French President Emmanuel Macron said he would push for European Union regulation to ban social media for children under the age of 15 after a fatal stabbing at a school in eastern France, the latest such violent attack that left the country reeling.
Macron said in an interview late on Tuesday that he hoped to see results within the next few months.
"If that does not work, we will start to do it in France. We cannot wait," he told the France 2 public broadcaster, hours after a fatal stabbing at a middle school in Nogent, Haute-Marne.
Police questioned a 14-year-old student on Tuesday over the knifing of a 31-year-old school aide during a bag search for weapons.
The suspect "is a young man from a family where both parents work, who does not present any particular difficulties", Education Minister Élisabeth Borne said at the scene in Nogent.
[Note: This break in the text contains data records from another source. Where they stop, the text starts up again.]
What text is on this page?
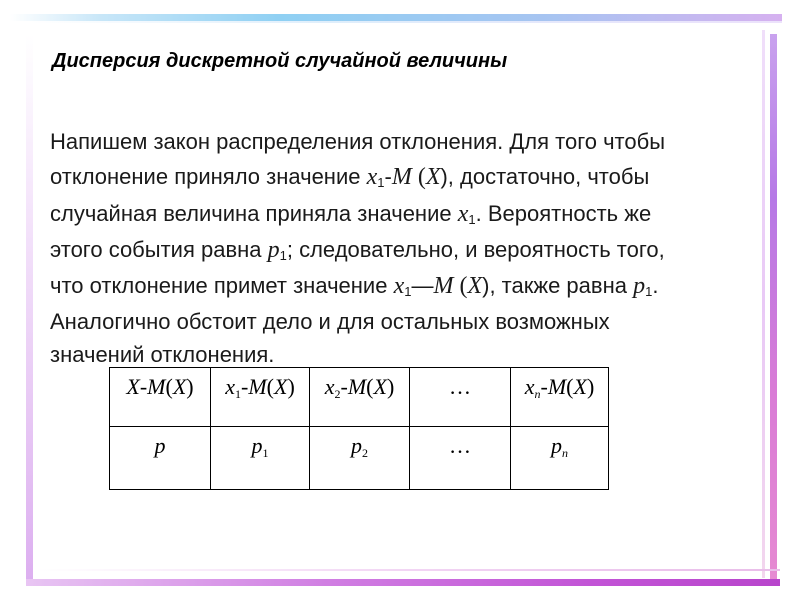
Дисперсия дискретной случайной величины
Напишем закон распределения отклонения. Для того чтобы
отклонение приняло значение $x_1-M$ (X), достаточно, чтобы
случайная величина приняла значение $x_1$. Вероятность же
этого события равна $p_1$; следовательно, и вероятность того,
что отклонение примет значение $x_1—M$ (X), также равна $p_1$.
Аналогично обстоит дело и для остальных возможных
значений отклонения.
X-M(X)	$x_1-M(X)$	$x_2-M(X)$	…	$x_n-M(X)$

p	$p_1$	$p_2$	…	$p_n$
"The young people are shocked," Borne said. "They are also very shocked to see that one of their classmates could commit such a horrific act. And this classmate was very well integrated in the middle school."
The incident follows a similar tragedy in April, when a student stabbed four classmates in western France, killing one.
Prime Minister Francois Bayrou on Tuesday said the government plans to test adding security gates at schools and to introduce more controls, especially on the internet, to prevent minors from buying blades.
Bayrou told parliament the incident was not an isolated case. Macron said social media was one of the factors to blame for violence among young people.
Writing on social media platform X after the interview, Macron said such regulation was backed by experts. "Platforms have the ability to verify age. Do it," he wrote.
Macron's comments come amid a wave of measures in countries around the world aimed at curbing social media use among children.
The attack came on the same day that a gunman in Austria killed at least nine people at a secondary school in the southern city of Graz. Police did not publicly identify the suspect, but Austrian media cited unconfirmed reports as saying he was a former pupil.
Australia last year approved a social media ban for under-16s after an emotive public debate, setting a benchmark for jurisdictions around the world with one of the toughest regulations targeting Big Tech.
Although most social media do not allow children under 13 to use their platforms, a report by Australia's online safety regulator found children easily bypass such restrictions.
France has been shocked by attacks on teachers and pupils by other schoolchildren amidst a general rise in youth crime. In April, a student killed a girl and wounded several other pupils in a stabbing spree in the western city of Nantes.
Reports of bladed weapons in schools have jumped by 15 percent in the last year, according to government figures released in February. The education ministry said 6,000 checks in schools resulted in the seizure of 186 knives between March 26 and May 23.